Crucially, in the current situation, those businesses with the means to do it have the opportunity to stand by their loyal workforces and try to look through to the other side of this.
The fact that no-one knows when that will be presents a huge challenge, and this will be more frightening in some sectors than in others, but it is important that those who are able do not pull the shutters down.
For those who have less choice, in the likes of the hospitality sector and now general retail, there is in a UK context huge Government support aimed at enabling such businesses to retain staff. They should do so.
Consumer spending will obviously be hit hard by the uncertainty.
Most people’s focus is, for good reason as the coronavirus outbreak intensifies, on the health of family and friends.
However, people will also be worried about their livelihoods. The more support employers can provide on this front, the better.
The problem, in terms of people’s worries about the future, is we are in uncharted territory. Not only that but the deep recession of 2008/09, and in a UK context the miserable decade of austerity that has followed it, is still very much fresh in people’s minds.
Senior Scottish economist Jeremy Peat warned last week, amid the rapid escalation of the Covid-19 coronavirus outbreak, that the current situation was the most uncertain in his 50 years working in this field.
This is a point well made.
Mr Peat, a former chief economist at Royal Bank of Scotland and a previous director of The David Hume Institute, said: “I can’t see any stabilisation – I would hope for [only] a few weeks, but who knows? We just don’t know how long this is going to take.
“It is certainly my most uncertain period in my 50 years working as an economist. This is so difficult for markets, or anyone.
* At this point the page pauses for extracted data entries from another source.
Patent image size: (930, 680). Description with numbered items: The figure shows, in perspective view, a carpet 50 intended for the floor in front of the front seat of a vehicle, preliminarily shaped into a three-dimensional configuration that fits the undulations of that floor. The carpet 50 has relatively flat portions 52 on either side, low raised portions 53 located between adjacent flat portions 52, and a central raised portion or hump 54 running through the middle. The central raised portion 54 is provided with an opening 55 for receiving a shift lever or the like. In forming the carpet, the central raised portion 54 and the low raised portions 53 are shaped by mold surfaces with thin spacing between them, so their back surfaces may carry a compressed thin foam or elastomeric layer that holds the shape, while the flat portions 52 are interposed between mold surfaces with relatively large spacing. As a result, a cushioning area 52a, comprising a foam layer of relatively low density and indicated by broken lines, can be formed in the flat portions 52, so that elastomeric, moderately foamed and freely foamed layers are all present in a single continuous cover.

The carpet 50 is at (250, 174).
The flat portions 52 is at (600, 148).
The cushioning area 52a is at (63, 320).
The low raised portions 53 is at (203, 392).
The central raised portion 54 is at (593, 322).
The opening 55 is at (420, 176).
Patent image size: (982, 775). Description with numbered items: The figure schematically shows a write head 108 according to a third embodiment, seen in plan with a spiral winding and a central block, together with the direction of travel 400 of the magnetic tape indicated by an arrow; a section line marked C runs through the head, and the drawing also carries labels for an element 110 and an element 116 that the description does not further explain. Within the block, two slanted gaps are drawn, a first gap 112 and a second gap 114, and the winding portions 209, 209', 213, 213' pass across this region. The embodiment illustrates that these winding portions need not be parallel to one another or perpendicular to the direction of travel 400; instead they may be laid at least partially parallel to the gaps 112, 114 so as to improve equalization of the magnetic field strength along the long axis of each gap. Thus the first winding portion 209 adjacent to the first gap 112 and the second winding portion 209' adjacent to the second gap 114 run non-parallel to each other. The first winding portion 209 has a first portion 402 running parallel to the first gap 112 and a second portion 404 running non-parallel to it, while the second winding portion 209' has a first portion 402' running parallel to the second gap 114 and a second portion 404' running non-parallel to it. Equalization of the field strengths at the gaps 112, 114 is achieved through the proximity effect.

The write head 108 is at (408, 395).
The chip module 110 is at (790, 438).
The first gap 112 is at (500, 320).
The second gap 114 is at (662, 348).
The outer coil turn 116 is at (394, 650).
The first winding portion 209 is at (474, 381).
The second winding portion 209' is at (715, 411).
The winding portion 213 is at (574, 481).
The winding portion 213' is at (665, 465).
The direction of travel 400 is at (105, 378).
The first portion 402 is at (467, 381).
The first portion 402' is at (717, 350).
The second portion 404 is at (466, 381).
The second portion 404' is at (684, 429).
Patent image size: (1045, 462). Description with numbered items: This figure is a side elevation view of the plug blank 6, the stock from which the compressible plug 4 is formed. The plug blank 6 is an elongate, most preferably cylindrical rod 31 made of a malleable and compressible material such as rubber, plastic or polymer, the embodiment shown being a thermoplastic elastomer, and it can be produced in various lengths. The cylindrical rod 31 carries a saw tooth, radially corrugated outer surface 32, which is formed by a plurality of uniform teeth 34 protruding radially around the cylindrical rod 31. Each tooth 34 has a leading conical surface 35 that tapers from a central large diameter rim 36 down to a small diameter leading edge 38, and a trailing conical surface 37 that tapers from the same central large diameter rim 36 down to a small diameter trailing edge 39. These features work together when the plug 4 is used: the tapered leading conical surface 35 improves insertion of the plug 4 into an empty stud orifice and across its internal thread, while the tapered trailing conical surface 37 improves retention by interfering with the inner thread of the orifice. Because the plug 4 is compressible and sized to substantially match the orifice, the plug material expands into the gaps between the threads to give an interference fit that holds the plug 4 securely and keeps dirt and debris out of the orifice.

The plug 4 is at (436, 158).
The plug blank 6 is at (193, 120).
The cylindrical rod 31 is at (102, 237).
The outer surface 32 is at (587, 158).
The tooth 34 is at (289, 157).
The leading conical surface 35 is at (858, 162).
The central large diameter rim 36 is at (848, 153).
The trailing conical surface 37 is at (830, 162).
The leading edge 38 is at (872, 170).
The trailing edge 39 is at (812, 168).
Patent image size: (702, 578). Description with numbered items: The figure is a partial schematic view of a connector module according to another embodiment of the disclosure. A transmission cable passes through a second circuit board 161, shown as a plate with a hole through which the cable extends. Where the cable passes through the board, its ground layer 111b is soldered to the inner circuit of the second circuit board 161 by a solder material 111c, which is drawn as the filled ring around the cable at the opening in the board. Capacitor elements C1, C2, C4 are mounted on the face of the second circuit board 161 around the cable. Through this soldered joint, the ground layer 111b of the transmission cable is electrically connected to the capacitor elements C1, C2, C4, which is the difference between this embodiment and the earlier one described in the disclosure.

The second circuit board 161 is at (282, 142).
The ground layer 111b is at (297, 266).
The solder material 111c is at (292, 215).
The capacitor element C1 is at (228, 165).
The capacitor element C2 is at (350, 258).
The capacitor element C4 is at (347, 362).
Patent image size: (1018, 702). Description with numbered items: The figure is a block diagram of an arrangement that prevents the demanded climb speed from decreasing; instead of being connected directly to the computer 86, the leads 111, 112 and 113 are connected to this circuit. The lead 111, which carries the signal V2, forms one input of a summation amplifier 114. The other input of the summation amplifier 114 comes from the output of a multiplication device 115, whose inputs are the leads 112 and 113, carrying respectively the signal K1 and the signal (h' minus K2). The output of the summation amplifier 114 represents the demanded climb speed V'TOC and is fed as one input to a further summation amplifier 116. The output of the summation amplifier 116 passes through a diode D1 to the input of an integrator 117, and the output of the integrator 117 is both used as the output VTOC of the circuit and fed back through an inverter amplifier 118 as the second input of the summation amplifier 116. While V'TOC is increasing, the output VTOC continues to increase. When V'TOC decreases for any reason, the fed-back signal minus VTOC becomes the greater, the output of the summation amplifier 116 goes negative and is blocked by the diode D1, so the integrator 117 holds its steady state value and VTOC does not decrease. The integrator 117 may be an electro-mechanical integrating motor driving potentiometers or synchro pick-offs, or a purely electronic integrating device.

No-one can forecast.”
The inability to forecast is evident in gyrations in financial markets, which were on the up in London hours yesterday but are still showing huge losses over recent weeks.
In this volatile environment, some of the observations made, notably those comparing the current situation with past downturns in terms of the likely scale of economic damage, are unlikely to help the fight by governments and central banks to prevent a total loss of confidence.
New York City’s mayor, rightly, cited the Great Depression to highlight the scale of the health crisis that is the coronavirus pandemic.
However, we have had projections of unemployment in countries such as the US climbing to its highest since the early 1930s. And figures showing this has happened in Norway, in which the unemployment rate has surged above 10% from just 2.3% in late February.
The Centre for Economics and Business Research, a UK forecaster, has cited potential for the sharpest peacetime fall in global economic output since the Great Depression era.
All of this presents huge challenges for global leaders in trying to maintain confidence and limit the damage, especially given how evocative Great Depression comparatives are for ordinary people who have read about this period, seen archive photographs or watched dramatisations.
We have also had former Bank of England governor Mervyn King, now Lord King, declare this week that the UK faces a “much more serious” economic challenge now, amid the coronavirus crisis, than in 2008. He gave his view that the current policy challenge and potential economic damage were even greater than what was faced on these fronts in 2008/09, during which the UK suffered its worst recession since the 1930s.
But there is also potential, given decisions by businesses as well as governments will be crucial in terms of preserving people’s livelihoods, for the economic damage to be limited. That is what the huge government and central bank support is aimed at achieving.
The saving of lives is absolutely the right priority just now.
However, we must also hope that those with the power to do so make the right decisions, in terms of standing by their employees.
Such decisions will alleviate the eventual damage to the economy and, crucially, living standards.